To work in the army, she stood up to her father. When she went to Turkey for a six-month training course for the security forces, her father refused to talk to her. “My father was against my decision to join the army. He would say what a girl has to do with the police, military, and weapons. But I joined anyway,” Mohammadi said, adding how uneasy she feels putting her family in danger by choosing to join the army.
Amid the news of increasing threats to former female military officers in Afghanistan, some of whom have been found dead since the Taliban returned to power, the economic crisis also took a toll on the lives of these women who now lost their source of income and have turned into fugitives.

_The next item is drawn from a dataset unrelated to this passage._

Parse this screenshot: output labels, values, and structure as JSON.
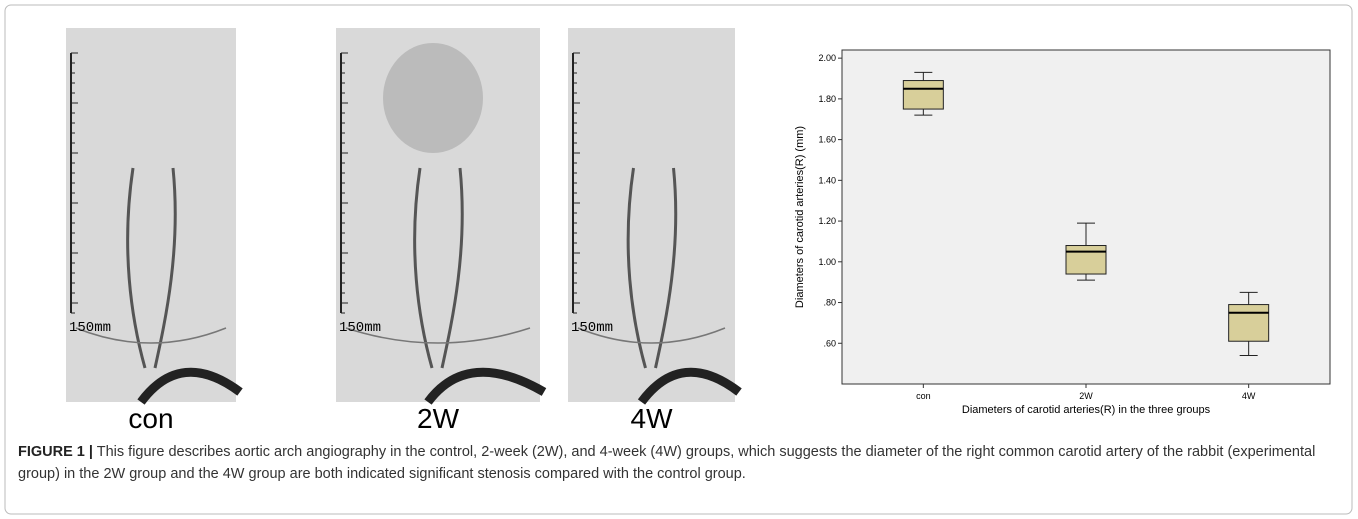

Mohammadi and her two sisters who were the breadwinners of their family of ten until August 15, are now jobless. Her elderly father is too old to find a job and her brothers are too young to work. She doesn’t know how her family can survive. “Now, I can’t work outside the home. I can’t walk freely. These days, my life is like a prisoner,” she said.
Marzia Mohibi*, a former policewoman in the western province of Herat is terrified of being caught by the Taliban. When the city fell to the Taliban, she fled to Kabul with her family.
The 28-year-old, mother of two, now worries for the future of her family. “I tried many ways to get out of the country, but it didn’t work. And now, I don’t have money to go out on my own,” she said.
“I am in hiding, even my parents don’t know where I am living,” Mohibi said, adding she has received suspicious calls from people who ask for her address.
In the past six months, at least five female police officers have been killed in Kandahar, Kapisa, Ghazni, and Ghor provinces, but no one has been arrested in relation to their murders.
When the Taliban were accused of killing Negar, the pregnant policewoman in Ghor province, they denied having a role in her brutal killing, but they promised to investigate her death. Almost three months have passed since her murder, but her family is still looking for answers.
There are also reports about activists and policewomen going missing, among them Major Alia Arefi, the 45-year-old director of the women’s prison in Herat who has been missing since September 29.
On November 6, Rukhshana Media reported on the death of a 29-year-old activist and university lecturer, Frozan Safi, the first known death of a women’s rights defender since the Taliban swept to power almost three months ago. Her family found her bullet-ridden body in a morgue in the city of Mazar-i-Sharif, Balkh provincial capital in late October.
*The names of interviewees have been changed to protect their identity.